- Other name: Maddy
- Occupations: Engineer, entrepreneur, designer
- Known for: Innovations and inventions in E-textiles and soft, flexible electronics

= Madison Maxey =

Technologist, businessperson, and fashion designer

Madison Maxey is an African American engineer, entrepreneur, and designer known for her innovations with e-textiles and advanced materials.

== Early life and education ==
Originally from San Diego, Madison Maxey moved to New York at 18. Her father worked as an aerospace engineer at Northrup Grumman, while Madison's mother was a flight attendant. Her father was passionate about making things. Maxey was a student at the Parsons School of Design, but only attended for one semester. She preferred to learn independently and through experience, especially in fields like 3D printing. She later completed her degree in Materials Science and Engineering at Stanford University.

== Career ==
Maxey is the founder of Loomia, a company that makes soft, flexible electronics. The original name for this company was The Crated, and the company began as a studio that combined textiles, engineering and design.
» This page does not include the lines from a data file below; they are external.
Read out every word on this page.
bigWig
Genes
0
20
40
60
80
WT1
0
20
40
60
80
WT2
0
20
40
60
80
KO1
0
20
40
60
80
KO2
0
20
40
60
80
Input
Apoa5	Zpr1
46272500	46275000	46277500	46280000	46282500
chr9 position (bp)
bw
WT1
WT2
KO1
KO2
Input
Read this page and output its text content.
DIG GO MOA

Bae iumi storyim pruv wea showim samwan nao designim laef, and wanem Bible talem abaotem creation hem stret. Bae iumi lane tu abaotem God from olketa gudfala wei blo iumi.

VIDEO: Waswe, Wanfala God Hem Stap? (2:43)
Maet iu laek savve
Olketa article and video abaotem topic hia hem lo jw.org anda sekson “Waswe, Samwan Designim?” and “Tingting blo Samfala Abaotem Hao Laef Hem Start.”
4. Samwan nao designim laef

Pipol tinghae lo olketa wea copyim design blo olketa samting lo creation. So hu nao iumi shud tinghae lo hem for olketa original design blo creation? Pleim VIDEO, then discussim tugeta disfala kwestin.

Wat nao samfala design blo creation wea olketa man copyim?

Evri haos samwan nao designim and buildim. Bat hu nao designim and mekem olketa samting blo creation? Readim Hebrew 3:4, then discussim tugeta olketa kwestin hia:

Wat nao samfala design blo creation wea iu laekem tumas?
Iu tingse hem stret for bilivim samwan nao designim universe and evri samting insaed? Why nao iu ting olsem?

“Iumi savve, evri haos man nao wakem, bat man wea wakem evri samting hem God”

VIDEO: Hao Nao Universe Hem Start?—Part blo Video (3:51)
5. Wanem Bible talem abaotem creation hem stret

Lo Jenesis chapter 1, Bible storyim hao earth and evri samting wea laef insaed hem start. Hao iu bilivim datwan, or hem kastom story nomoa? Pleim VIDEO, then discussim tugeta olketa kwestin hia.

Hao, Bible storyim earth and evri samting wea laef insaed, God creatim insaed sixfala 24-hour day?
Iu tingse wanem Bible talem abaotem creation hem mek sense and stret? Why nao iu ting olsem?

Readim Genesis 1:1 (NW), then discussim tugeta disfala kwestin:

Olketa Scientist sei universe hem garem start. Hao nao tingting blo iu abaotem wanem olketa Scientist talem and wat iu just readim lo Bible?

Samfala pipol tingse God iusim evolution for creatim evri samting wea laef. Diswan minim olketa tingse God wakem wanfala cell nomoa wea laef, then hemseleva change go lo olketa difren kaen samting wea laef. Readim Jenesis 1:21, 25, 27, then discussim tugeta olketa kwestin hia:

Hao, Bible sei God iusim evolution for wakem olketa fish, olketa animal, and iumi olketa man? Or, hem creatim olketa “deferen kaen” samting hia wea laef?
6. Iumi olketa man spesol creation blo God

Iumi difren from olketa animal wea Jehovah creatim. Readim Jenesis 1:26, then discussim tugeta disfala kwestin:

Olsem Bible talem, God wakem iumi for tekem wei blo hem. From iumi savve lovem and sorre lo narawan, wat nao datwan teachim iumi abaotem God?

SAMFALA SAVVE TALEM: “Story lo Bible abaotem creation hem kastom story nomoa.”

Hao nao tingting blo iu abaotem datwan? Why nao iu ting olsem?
Maxey has been called a “creative technologist.” in addition to materials development, she has used code to develop computational graphic design for clients. Using code for design is different from the traditional use of coding in computer programming.

The Loomia Electronic Layer (LEL) is a soft, flexible, circuit that can heat, light and sense. Through Loomia, Maxey has created e-textile enabled prototypes for automotive companies, tech companies and clothing companies.

Maxey decided to focus on materials after using electronics, firmware and textiles to make an LED dress for which she could not find the right electronic materials . She built the electronics for this dress through a partnership with fashion designer Zac Posen and Google.

Maxey, also known as Maddy, became the first person with fashion industry experience to win the $100,000 Thiel Fellowship in 2013. At 22 years old, Maxey's work earned her recognition as one of Forbes "30 Under 30" in 2016. She also won "The Lord & Taylor Rose Award" in 2016. The award has recognized innovators for more than 6 decades.